Keine Geistlichen für den Verfassungsrat im Wallis

Die Walliser Freidenker haben eine redaktionelle Rückmeldung an den Walliser Boten bezüglich der Finanzierung der Kirchen im Wallis gegeben und einen Leserbrief veröffentlichen lassen.
 

Leserbrief der Walliser Freidenker

Am 6. Juni berichtete der Walliser Bote über das bischöfliche Teilnahmeverbot für den Verfassungsrat. Unsere Rückmeldung:

In Ihrem Artikel wird sinngemäss zitiert, dass Rituale wie Taufen und Hochzeiten durch die heutige Finanzierung der Kirche "gratis" seien. Da es sich um ein Zitat handelt, liegt hier formal kein Fehler in der Berichterstattung vor. Doch redaktionell betrachtet wäre es schön gewesen, die Kirchenfinanzierung im Wallis in einer Art Infobox zu erläutern um den Begriff "gratis" zu relativieren. Es handelt sich hier um:

Kultuskosten im Wallis (von allen BürgerInnen getragen, nicht nur Kirchenmitglieder):

  • Defizitgarantie für Pfarreien auf der Gemeinde-Ebene (rückforderbar für Nichtmitglieder)
  • Lohnzahlungen an die Geistlichen (nur theoretisch rückforderbar, da Weisungen auf Gemeinde-Ebene fehlen ist eine Rückforderung nicht garantiert)
  • Einnahmen auf kantonaler Ebene für das Bistum (nicht rückforderbar)

Unter diesen Betrachtungspunkten ist das Zitat vergleichbar mit "Weil der Staat die Schulen finanziert, kann jedes Kind im Wallis gratis zur Schule".
Wobei festzuhalten bleibt, dass die Kosten für die Bildungseinrichtungen des Kantones im Gegensatz zu denen der Kirche recht genau beziffert werden können.

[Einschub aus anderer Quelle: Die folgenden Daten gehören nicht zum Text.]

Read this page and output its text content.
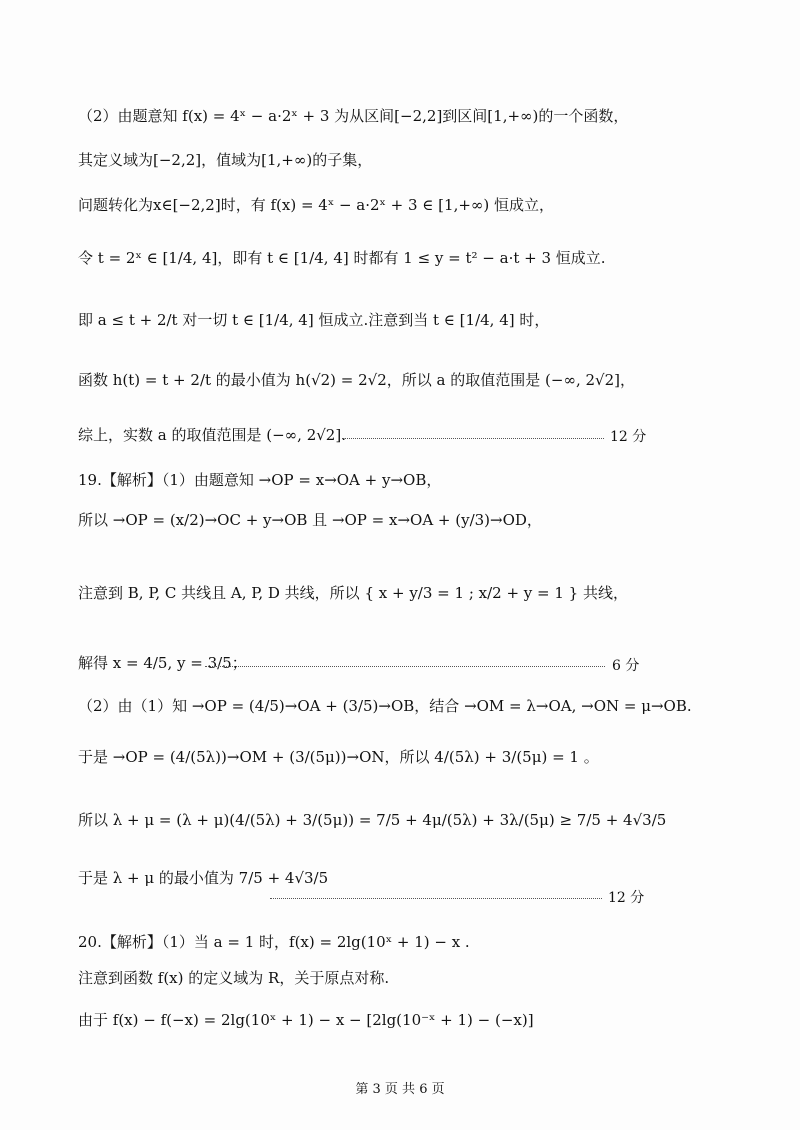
（2）由题意知 f(x) = 4ˣ − a·2ˣ + 3 为从区间[−2,2]到区间[1,+∞)的一个函数，
其定义域为[−2,2]，值域为[1,+∞)的子集，
问题转化为x∈[−2,2]时，有 f(x) = 4ˣ − a·2ˣ + 3 ∈ [1,+∞) 恒成立，
令 t = 2ˣ ∈ [1/4, 4]，即有 t ∈ [1/4, 4] 时都有 1 ≤ y = t² − a·t + 3 恒成立.
即 a ≤ t + 2/t 对一切 t ∈ [1/4, 4] 恒成立.注意到当 t ∈ [1/4, 4] 时，
函数 h(t) = t + 2/t 的最小值为 h(√2) = 2√2，所以 a 的取值范围是 (−∞, 2√2]，
综上，实数 a 的取值范围是 (−∞, 2√2].	12 分
19.【解析】（1）由题意知 →OP = x→OA + y→OB，
所以 →OP = (x/2)→OC + y→OB 且 →OP = x→OA + (y/3)→OD，
注意到 B, P, C 共线且 A, P, D 共线，所以 { x + y/3 = 1 ; x/2 + y = 1 } 共线，
解得 x = 4/5, y = 3/5；	6 分
（2）由（1）知 →OP = (4/5)→OA + (3/5)→OB，结合 →OM = λ→OA, →ON = μ→OB.
于是 →OP = (4/(5λ))→OM + (3/(5μ))→ON，所以 4/(5λ) + 3/(5μ) = 1 。
所以 λ + μ = (λ + μ)(4/(5λ) + 3/(5μ)) = 7/5 + 4μ/(5λ) + 3λ/(5μ) ≥ 7/5 + 4√3/5
于是 λ + μ 的最小值为 7/5 + 4√3/5
12 分
20.【解析】（1）当 a = 1 时，f(x) = 2lg(10ˣ + 1) − x .
注意到函数 f(x) 的定义域为 R，关于原点对称.
由于 f(x) − f(−x) = 2lg(10ˣ + 1) − x − [2lg(10⁻ˣ + 1) − (−x)]
第 3 页 共 6 页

Wir wenden zudem ein, dass die Rituale bereits heute oft separat von den Geistlichen verrechnet werden, also in der Regel nicht "gratis" sind - genau so wenig wie das Pfarrblatt. Das Zitat impliziert ausserdem konkret, dass eine Trennung von Kirche und Staat dazu führen würde, dass die Kosten der Kirche nicht solidarisch auf ihre Mitglieder verteilt werden könnte, sondern in Form von Leistungsabrechnungen an die konkreten kirchlichen Dienstleistungen gebunden werden müssten - damit wäre die Kirche im Wallis die erste, welche ihre Finanzierung auf diese Weise lösen würde. Da die heutige Finanzierung der Kirche in unserem Kanton derart undurchsichtig ist, können viele Aussagen dazu gar nicht überprüft werden. Wir würden uns darüber freuen, wenn diese Überlegungen künftig mehr Platz in der redaktionellen Arbeit finden könnten.

In diesem Zusammenhang möchten wir gerne folgenden Leserbrief im Namen der Walliser Freidenker schalten:

Mehr Selbstvertrauen erwünscht

Von der Gesellschaft zu verlangen, die öffentlich-rechtlich anerkannten Kirchen und den Staat Wallis voneinander zu trennen, wird oft gleichgesetzt mit einem Angriff auf die Kirchen. Wer eine solche Trennung tatsächlich mit dem Ende der Kirchen gleichsetzt muss aber davon ausgehen, dass die Kirche ohne Staat nicht existieren könnte.

Gerade diesen Trugschluss führe ich auf ein mangelndes Selbstvertrauen seitens der Gläubigen zurück, denn die anerkannten Kirchen können mit Sicherheit auch ohne staatlich gewährten Privilegien existieren; Mitglieder und aktive Freiwillige sind reichlich vorhanden. Selbst Geistliche scheinen sich davor zu fürchten, dass den Menschen die Kirche nicht so viel Wert ist wie sie predigen.

Bereits im kanonischen Recht steht, dass der Bischof nur von Christen Geld fordern darf, doch im Wallis müssen auch diejenigen die Kirche finanzieren, die einen anderen oder keinen Glauben haben. Die Freidenker sind überzeugt, dass die anerkannten Kirchen an Glaubwürdigkeit gewinnen würden, wenn sie sich nicht auf den staatlichen Privilegien ausruhen dürften.

Verfasst im Namen der Freidenker Sektion Wallis

Unser Leserbrief wurde am 16. Juni veröffentlicht.